Шрифт:
Интервал:
Закладка:
Многие фильмы Нолана следуют кольцевой структуре: «Бессонница», «Престиж», «Бэтмен: Начало» и «Интерстеллар» в конце возвращаются к ранее заявленным образам, ситуациям, персонажам или репликам. Впрочем, это кольцо – на самом деле не кольцо, а скорее спираль или штопор. Конец сюжета формально совпадает с его начальной точкой, однако находится выше или ниже нее по спирали; а значит, зритель может оглянуться на пройденный им путь – или на путь, что ждет впереди, на следующем витке. Даже сейчас по запросу «концовка “Помни”» в интернете можно найти 4 530 000 результатов, в том числе статьи с заголовками в духе «В чем истинный смысл концовки “Помни”?» (whatculture.com), «“Помни”: Сюжет простыми словами, объяснение концовки» (thisisbarry.com) или «“Помни”: Да что там вообще происходит в конце?» (schmoop.com). Финалу «Начала» посвящены 23 900 000 результатов. В некотором смысле по фильмам Нолана можно путешествовать бесконечно.
«Почему зритель не знает, упал волчок или продолжает крутиться? – рассуждает режиссер. – Это просто невозможно узнать, потому что картинка обрывается. А почему она обрывается? Потому что автор выключил проектор. В “Начале” намеренно двусмысленный финал. Я не сразу принял его с точки зрения своей режиссерской философии. Мне хотелось, чтобы концовка была именно такой, но я знал, что это противоречит моей киноэтике. Ведь самому герою ответ уже не интересен, Кобб ушел к своим детям. Возможно, был какой-то иной способ решить эту сцену; лишить зрителя информации, не нарушая границ фильма. Со стороны режиссера такой прием – нахальство, но публика была в восторге. Все смотрели на волчок и думали: “Неужели сейчас мне скажут, что герой по-прежнему спит?” И вдруг – темнота. Почему? Потому что автор выключил проектор. В концовке “Начала” я навязал вам двусмысленность. В этом плане у “Помни”, пожалуй, более удачный финал… Мне кажется, один из важных факторов коммерческого успеха моих фильмов состоит в том, что зрители неизменно воспринимают их неопределенность как нечто приятное. А такое случается очень редко. Например, “В прошлом году в Мариенбаде” – хотя мне лично этот фильм не показался особо двусмысленным, когда я его смотрел. Или “Вспомнить все” – там неоднозначный финал, но он не настолько привлекает к себе внимание зрителей».

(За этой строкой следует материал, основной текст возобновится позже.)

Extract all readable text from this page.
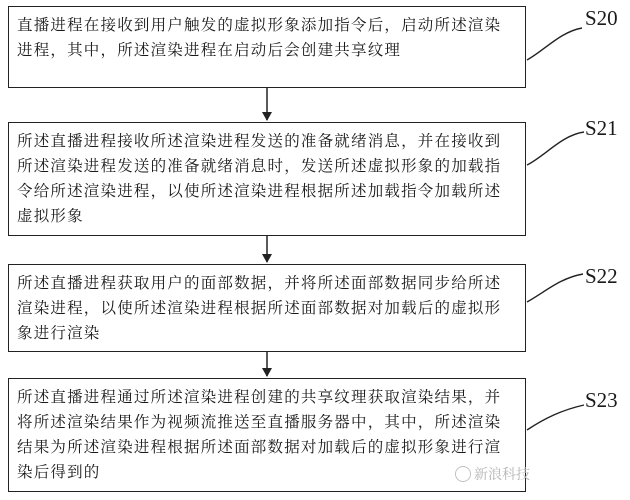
直播进程在接收到用户触发的虚拟形象添加指令后，启动所述渲染进程，其中，所述渲染进程在启动后会创建共享纹理

S20

所述直播进程接收所述渲染进程发送的准备就绪消息，并在接收到所述渲染进程发送的准备就绪消息时，发送所述虚拟形象的加载指令给所述渲染进程，以使所述渲染进程根据所述加载指令加载所述虚拟形象

S21

所述直播进程获取用户的面部数据，并将所述面部数据同步给所述渲染进程，以使所述渲染进程根据所述面部数据对加载后的虚拟形象进行渲染

S22

所述直播进程通过所述渲染进程创建的共享纹理获取渲染结果，并将所述渲染结果作为视频流推送至直播服务器中，其中，所述渲染结果为所述渲染进程根据所述面部数据对加载后的虚拟形象进行渲染后得到的

S23
新浪科技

Нолан же часто притягивает внимание к концовке с помощью визуальных и музыкальных крещендо: громкость и напряжение возрастают, а затем внезапно обрываются, скрываются за вызывающе темным экраном – как будто лишь так, резко, можно разорвать кольцо сюжета. Эффект получается двойственным, направленным одновременно в прошлое и в будущее. С одной стороны, в финале мы как раз начинаем по-настоящему осмыслять увиденные события, но неожиданно фильм заканчивается – и остаются наши воспоминания о нем. С другой стороны, такая концовка подразумевает продолжение истории, еще один виток вверх или вниз по спирали. Где-то за кадром Леонард Шелби заново проживает события «Помни», только мы этого уже не видим. Где-то за кадром Дом Кобб счастливо живет со своими детьми или просыпается после очередного кошмара. А в финале «Довода» герой Джона Дэвида Вашингтона постигает настоящую миссию Нила и Айвза и то, что они с ним знакомы уже очень давно. Конец истории также знаменует начало. За фильмами Нолана тянется эхо, чьи отзвуки можно расслышать лишь после того, как все закончилось.

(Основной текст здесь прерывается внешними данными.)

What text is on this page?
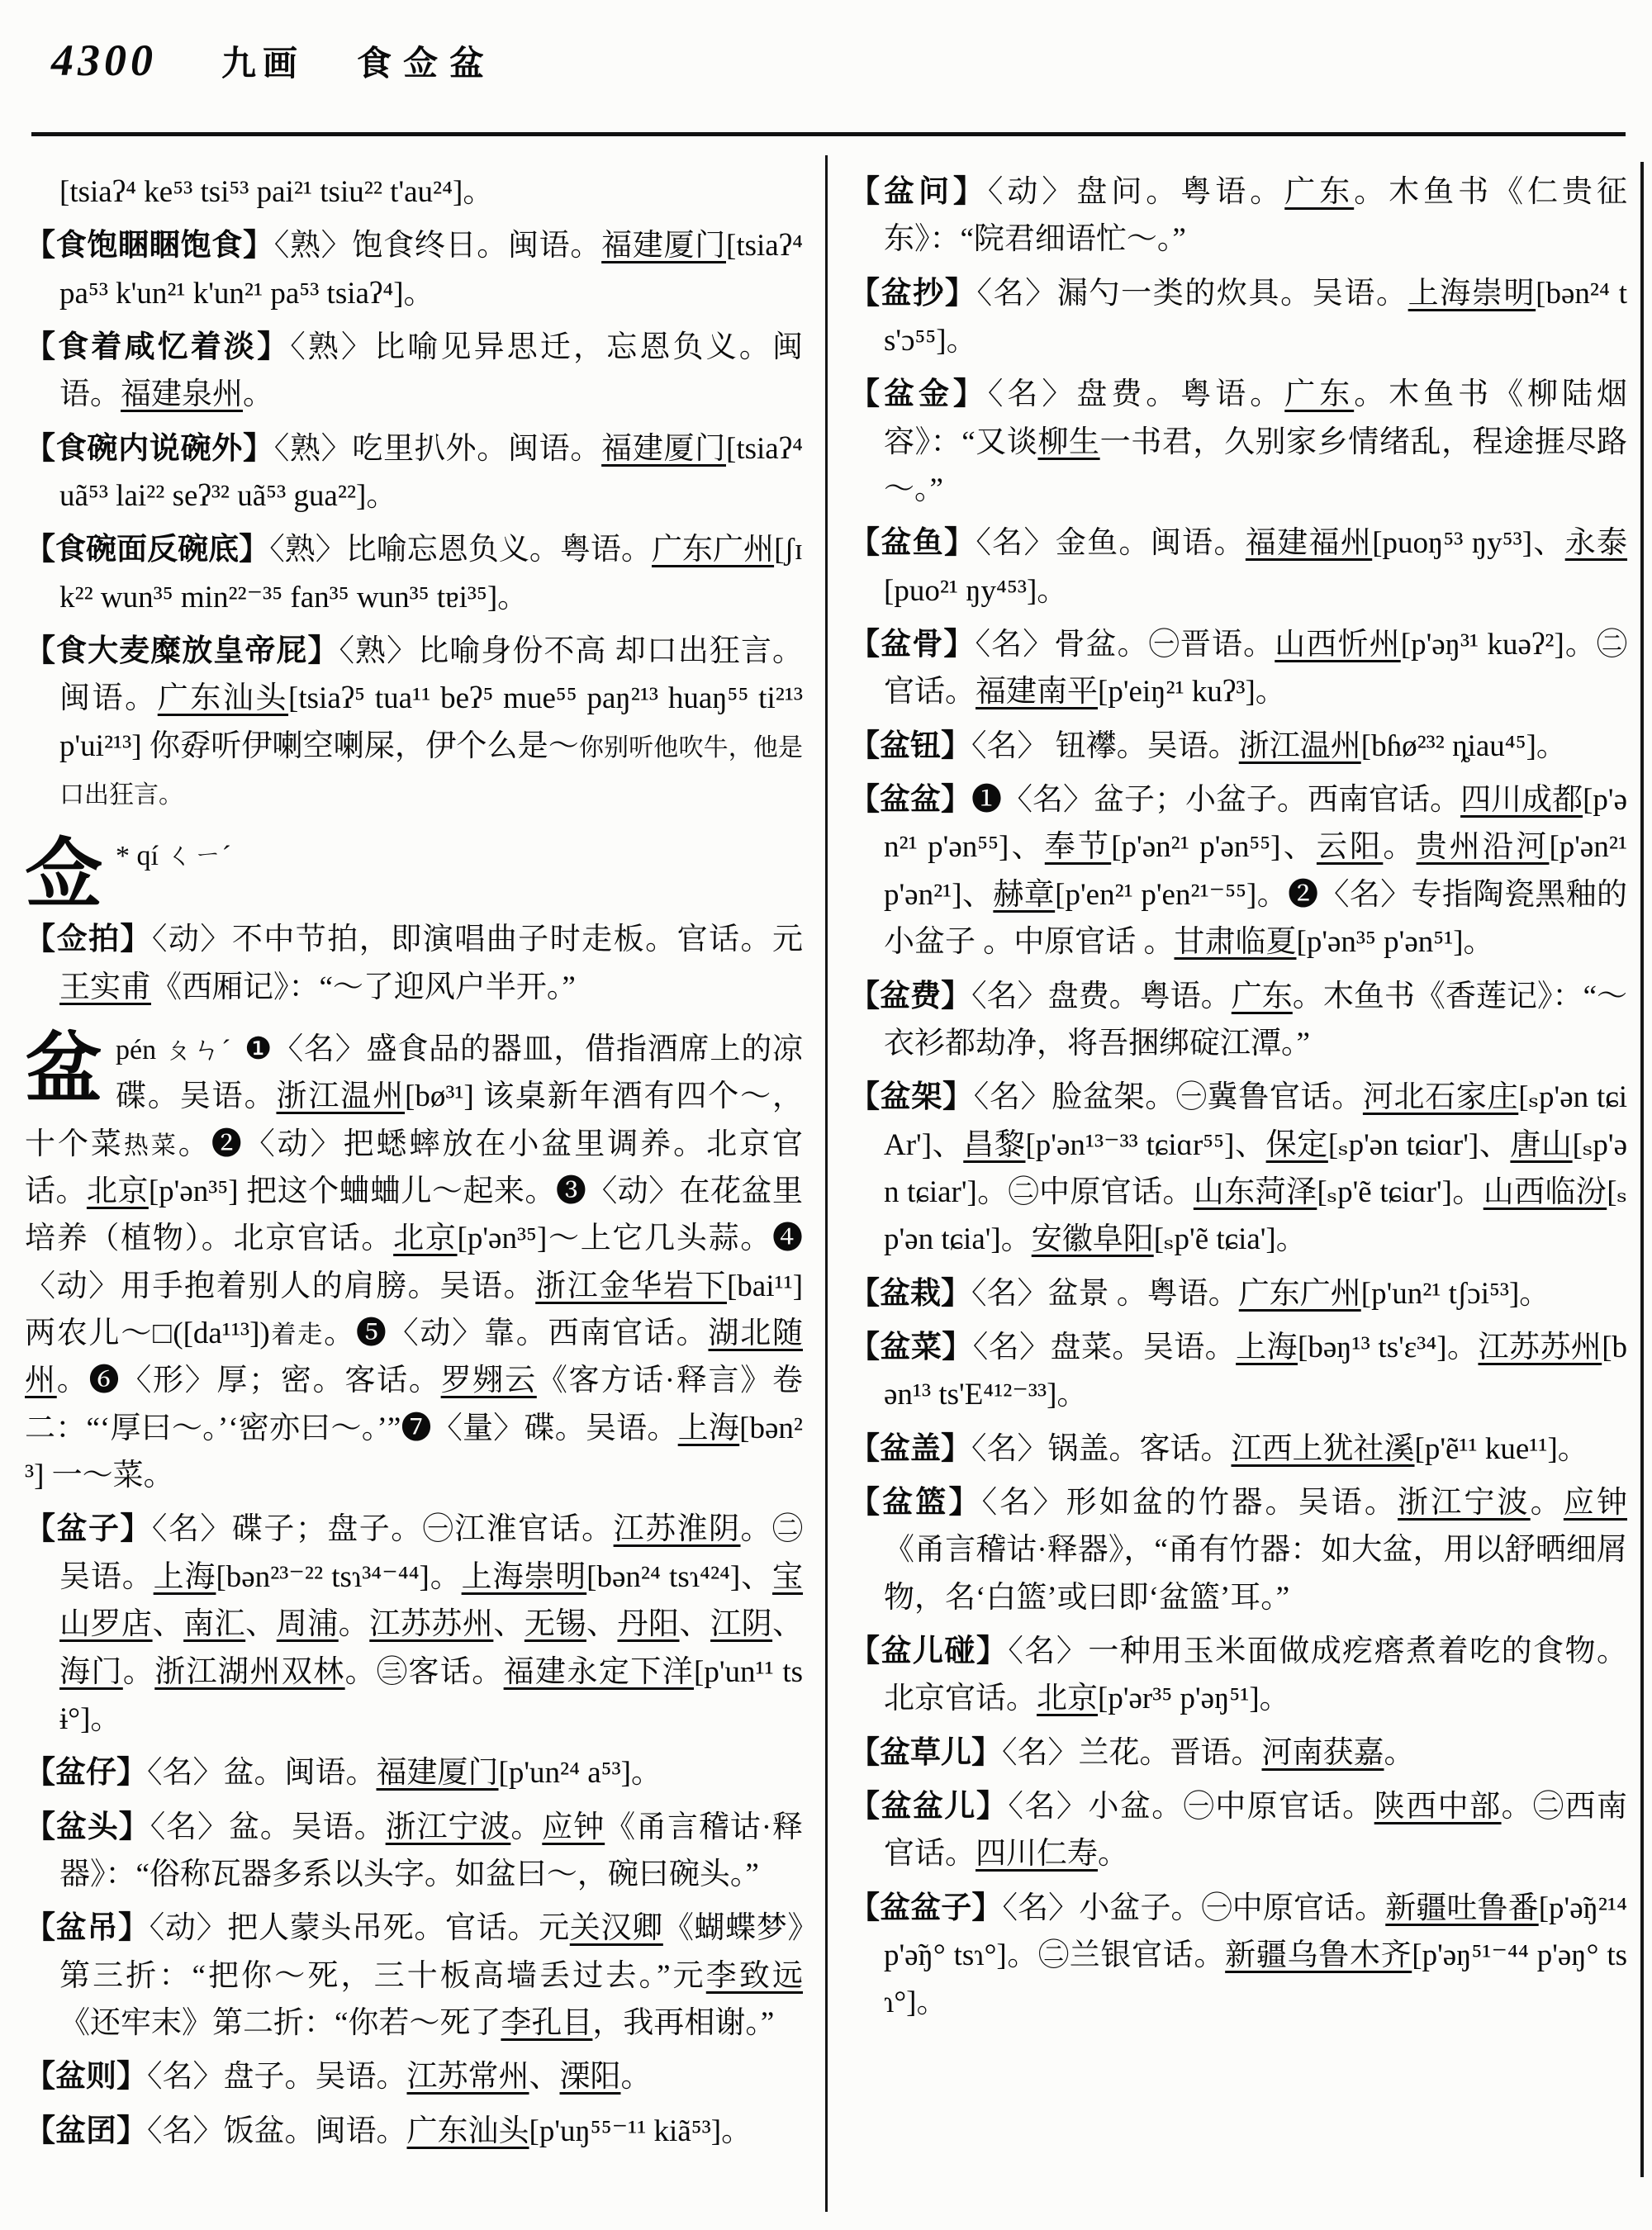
4300 九画 食佥盆
[tsiaʔ⁴ ke⁵³ tsi⁵³ pai²¹ tsiu²² t'au²⁴]。
【食饱睏睏饱食】〈熟〉饱食终日。闽语。福建厦门[tsiaʔ⁴ pa⁵³ k'un²¹ k'un²¹ pa⁵³ tsiaʔ⁴]。
【食着咸忆着淡】〈熟〉比喻见异思迁，忘恩负义。闽语。福建泉州。
【食碗内说碗外】〈熟〉吃里扒外。闽语。福建厦门[tsiaʔ⁴ uã⁵³ lai²² seʔ³² uã⁵³ gua²²]。
【食碗面反碗底】〈熟〉比喻忘恩负义。粤语。广东广州[ʃɪk²² wun³⁵ min²²⁻³⁵ fan³⁵ wun³⁵ tɐi³⁵]。
【食大麦糜放皇帝屁】〈熟〉比喻身份不高 却口出狂言。闽语。广东汕头[tsiaʔ⁵ tua¹¹ beʔ⁵ mue⁵⁵ paŋ²¹³ huaŋ⁵⁵ ti²¹³ p'ui²¹³] 你孬听伊喇空喇屎，伊个么是～你别听他吹牛，他是口出狂言。
佥 * qí ㄑㄧˊ
【佥拍】〈动〉不中节拍，即演唱曲子时走板。官话。元王实甫《西厢记》：“～了迎风户半开。”
盆pén ㄆㄣˊ ❶〈名〉盛食品的器皿，借指酒席上的凉碟。吴语。浙江温州[bø³¹] 该桌新年酒有四个～，十个菜热菜。❷〈动〉把蟋蟀放在小盆里调养。北京官话。北京[p'ən³⁵] 把这个蛐蛐儿～起来。❸〈动〉在花盆里培养（植物）。北京官话。北京[p'ən³⁵]～上它几头蒜。❹〈动〉用手抱着别人的肩膀。吴语。浙江金华岩下[bai¹¹]两农儿～□([da¹¹³])着走。❺〈动〉靠。西南官话。湖北随州。❻〈形〉厚；密。客话。罗翙云《客方话·释言》卷二：“‘厚曰～。’‘密亦曰～。’”❼〈量〉碟。吴语。上海[bən²³] 一～菜。
【盆子】〈名〉碟子；盘子。㊀江淮官话。江苏淮阴。㊁吴语。上海[bən²³⁻²² tsɿ³⁴⁻⁴⁴]。上海崇明[bən²⁴ tsɿ⁴²⁴]、宝山罗店、南汇、周浦。江苏苏州、无锡、丹阳、江阴、海门。浙江湖州双林。㊂客话。福建永定下洋[p'un¹¹ tsɨ°]。
【盆仔】〈名〉盆。闽语。福建厦门[p'un²⁴ a⁵³]。
【盆头】〈名〉盆。吴语。浙江宁波。应钟《甬言稽诂·释器》：“俗称瓦器多系以头字。如盆曰～，碗曰碗头。”
【盆吊】〈动〉把人蒙头吊死。官话。元关汉卿《蝴蝶梦》第三折：“把你～死，三十板高墙丢过去。”元李致远《还牢末》第二折：“你若～死了李孔目，我再相谢。”
【盆则】〈名〉盘子。吴语。江苏常州、溧阳。
【盆囝】〈名〉饭盆。闽语。广东汕头[p'uŋ⁵⁵⁻¹¹ kiã⁵³]。
【盆问】〈动〉盘问。粤语。广东。木鱼书《仁贵征东》：“院君细语忙～。”
【盆抄】〈名〉漏勺一类的炊具。吴语。上海崇明[bən²⁴ ts'ɔ⁵⁵]。
【盆金】〈名〉盘费。粤语。广东。木鱼书《柳陆烟容》：“又谈柳生一书君，久别家乡情绪乱，程途捱尽路～。”
【盆鱼】〈名〉金鱼。闽语。福建福州[puoŋ⁵³ ŋy⁵³]、永泰[puo²¹ ŋy⁴⁵³]。
【盆骨】〈名〉骨盆。㊀晋语。山西忻州[p'əŋ³¹ kuəʔ²]。㊁官话。福建南平[p'eiŋ²¹ kuʔ³]。
【盆钮】〈名〉 钮襻。吴语。浙江温州[bɦø²³² ȵiau⁴⁵]。
【盆盆】❶〈名〉盆子；小盆子。西南官话。四川成都[p'ən²¹ p'ən⁵⁵]、奉节[p'ən²¹ p'ən⁵⁵]、云阳。贵州沿河[p'ən²¹ p'ən²¹]、赫章[p'en²¹ p'en²¹⁻⁵⁵]。❷〈名〉专指陶瓷黑釉的小盆子 。中原官话 。甘肃临夏[p'ən³⁵ p'ən⁵¹]。
【盆费】〈名〉盘费。粤语。广东。木鱼书《香莲记》：“～衣衫都劫净，将吾捆绑碇江潭。”
【盆架】〈名〉脸盆架。㊀冀鲁官话。河北石家庄[ₛp'ən tɕiAr']、昌黎[p'ən¹³⁻³³ tɕiɑr⁵⁵]、保定[ₛp'ən tɕiɑr']、唐山[ₛp'ən tɕiar']。㊁中原官话。山东菏泽[ₛp'ẽ tɕiɑr']。山西临汾[ₛp'ən tɕia']。安徽阜阳[ₛp'ẽ tɕia']。
【盆栽】〈名〉盆景 。粤语。广东广州[p'un²¹ tʃɔi⁵³]。
【盆菜】〈名〉盘菜。吴语。上海[bəŋ¹³ ts'ε³⁴]。江苏苏州[bən¹³ ts'E⁴¹²⁻³³]。
【盆盖】〈名〉锅盖。客话。江西上犹社溪[p'ẽ¹¹ kue¹¹]。
【盆篮】〈名〉形如盆的竹器。吴语。浙江宁波。应钟《甬言稽诂·释器》，“甬有竹器：如大盆，用以舒晒细屑物，名‘白篮’或曰即‘盆篮’耳。”
【盆儿碰】〈名〉一种用玉米面做成疙瘩煮着吃的食物。北京官话。北京[p'ər³⁵ p'əŋ⁵¹]。
【盆草儿】〈名〉兰花。晋语。河南获嘉。
【盆盆儿】〈名〉小盆。㊀中原官话。陕西中部。㊁西南官话。四川仁寿。
【盆盆子】〈名〉小盆子。㊀中原官话。新疆吐鲁番[p'ə̃ŋ²¹⁴ p'ə̃ŋ° tsɿ°]。㊁兰银官话。新疆乌鲁木齐[p'əŋ⁵¹⁻⁴⁴ p'əŋ° tsɿ°]。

«Отзвук – это правильное слово, – говорит режиссер. – У моего кино есть эхо. В “Интерстелларе” оно буквально раздается в кадре, но так или иначе эхо присутствует во всех моих фильмах и финалах. Крещендо, а затем отзвуки – отличный способ завершить историю. Концовка “Дюнкерка”, к примеру, во многом перекликается с концовкой “Помни” по своей технике и структуре. В сценарии последним кадром “Дюнкерка” был прописан горящий “Спитфайр”, но, когда я отсматривал текущий материал и заметил, как Финн поднимает взгляд от газеты, я вдруг понял: вот та деталь, без которой крещендо не сработает. Там есть элемент внезапности, которого нет в кадре со “Спитфайром”. В предыдущей сцене напряжение нарастает и затихает – но затем мы даем Финну момент тишины и на нем обрываем фильм. Кадр получился довольно хитрым. Мне очень понравилось, как никто даже не заметил, что шелест газеты в финале абсолютно идентичен шелесту листовки в начале. Мы использовали один и тот же звук. Задали фильму приятную симметрию. Первые сцены чрезвычайно ценны, потому что они удерживают внимание зрителей с такой силой, которую иначе крайне сложно повторить. Последнюю же сцену необходимо устроить так, чтобы вернуть себе внимание зрителей и получить кумулятивный эффект, кульминацию. Сколько внимания зритель уделил вам в начале – настолько же вы сможете удерживать его в конце».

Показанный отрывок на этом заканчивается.